О том, что много было таких, которые написали Евангелия, об этом свидетельствует и евангелист Лука, говоря: Как уже многие начали составлять повествования о совершенно известных между нами событиях, как передали нам то бывшие с самого начала очевидцами и служителями Слова (Лк. 1:1–2), это ясно показывают и сохраняющиеся до настоящего времени памятники, которые были изданы различными составителями и послужили началом разного рода ересей, каковы «Евангелия» и «от Египтян», и от Фомы, и от Матфея[13], и от Варфоломея, а также от Двенадцати апостолов и от Василида и Апеллеса и прочих, которых было бы трудно и перечислить.
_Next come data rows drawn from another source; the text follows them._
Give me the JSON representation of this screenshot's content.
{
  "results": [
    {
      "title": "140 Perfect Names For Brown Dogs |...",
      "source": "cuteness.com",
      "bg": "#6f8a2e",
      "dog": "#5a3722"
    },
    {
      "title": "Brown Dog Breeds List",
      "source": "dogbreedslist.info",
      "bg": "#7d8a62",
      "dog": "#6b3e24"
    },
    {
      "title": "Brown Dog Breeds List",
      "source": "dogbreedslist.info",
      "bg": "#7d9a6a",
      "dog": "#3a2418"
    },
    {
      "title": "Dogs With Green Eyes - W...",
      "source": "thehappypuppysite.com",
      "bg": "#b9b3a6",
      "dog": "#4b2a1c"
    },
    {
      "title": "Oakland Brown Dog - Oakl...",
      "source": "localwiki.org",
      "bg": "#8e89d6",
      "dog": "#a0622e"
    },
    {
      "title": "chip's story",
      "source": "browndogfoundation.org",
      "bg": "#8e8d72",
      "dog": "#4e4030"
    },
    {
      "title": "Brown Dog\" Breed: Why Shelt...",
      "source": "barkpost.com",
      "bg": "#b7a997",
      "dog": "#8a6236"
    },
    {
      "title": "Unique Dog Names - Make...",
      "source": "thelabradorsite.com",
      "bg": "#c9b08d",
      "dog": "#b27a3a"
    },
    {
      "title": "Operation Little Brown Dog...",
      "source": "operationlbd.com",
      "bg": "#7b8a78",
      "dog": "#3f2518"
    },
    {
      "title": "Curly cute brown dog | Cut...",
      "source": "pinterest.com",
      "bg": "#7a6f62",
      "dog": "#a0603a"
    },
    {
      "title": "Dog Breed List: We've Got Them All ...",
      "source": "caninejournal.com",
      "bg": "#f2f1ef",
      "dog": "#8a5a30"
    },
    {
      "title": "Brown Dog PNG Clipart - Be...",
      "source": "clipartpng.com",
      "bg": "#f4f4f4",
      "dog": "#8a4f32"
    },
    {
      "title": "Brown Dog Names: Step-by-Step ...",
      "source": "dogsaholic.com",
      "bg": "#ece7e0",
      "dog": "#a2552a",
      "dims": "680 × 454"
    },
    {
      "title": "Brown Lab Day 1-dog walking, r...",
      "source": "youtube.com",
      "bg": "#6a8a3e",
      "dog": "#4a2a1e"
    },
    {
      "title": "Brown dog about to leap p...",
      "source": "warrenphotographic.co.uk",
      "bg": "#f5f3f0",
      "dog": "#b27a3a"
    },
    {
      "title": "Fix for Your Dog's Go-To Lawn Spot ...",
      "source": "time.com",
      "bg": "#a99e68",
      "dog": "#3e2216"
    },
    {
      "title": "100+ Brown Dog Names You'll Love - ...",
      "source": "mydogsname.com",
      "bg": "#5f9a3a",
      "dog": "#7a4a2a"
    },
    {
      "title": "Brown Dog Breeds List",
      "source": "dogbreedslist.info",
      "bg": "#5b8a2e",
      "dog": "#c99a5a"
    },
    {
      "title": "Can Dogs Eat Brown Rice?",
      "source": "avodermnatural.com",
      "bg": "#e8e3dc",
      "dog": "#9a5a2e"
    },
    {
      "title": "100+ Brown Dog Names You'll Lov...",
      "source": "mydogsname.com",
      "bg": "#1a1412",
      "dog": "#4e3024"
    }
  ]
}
Вместе с тем в настоящее время нам необходимо сказать только то, что были некоторые из них, кто без содействия Духа и благодати Божией заботились более о том, чтобы только составить повествование, чем о том, чтобы представить действительно бывшие деяния. К этим именно по справедливости может быть применено такое пророческое слово: Так говорит Господь Бог: горе безумным пророкам, которые водятся своим духом, и ничего не видели! Они видят пустое и предвещают ложь, говоря: «Господь сказал»; а Господь не посылал их (Иез. 13:3, 6). О них же и Спаситель говорит в Евангелии от Иоанна: Все, сколько их ни приходило предо Мною, суть воры и разбойники (Ин. 10:8), [и именно] приходившие, а не посланные, ибо Он Сам говорит: Я не посылал их, а они сами побежали (Иер. 14:14; 23:21). В самом деле, в приходящих обнаруживается безумная надменность, а в посланных – преданность верных рабов. А Церковь, основанная, по слову Господа, на камне, Церковь, которую Царь ввел в чертоги Свои (Песн. 1:3; 2:4) и которой Он протянул руку Свою через скважину тайного входа (Песн. 10:4), подобна дикой козе и лани (см. Песн. 2:9)[14]; через нее протекают как бы четыре райские реки (Быт. 2:10–14); она имеет четыре угла и кольца, посредством которых она движется подобно ковчегу Завета и стражу Закона Господня на деревянных, никогда не вынимаемых из колец шестах (Исх. 25:10, 12).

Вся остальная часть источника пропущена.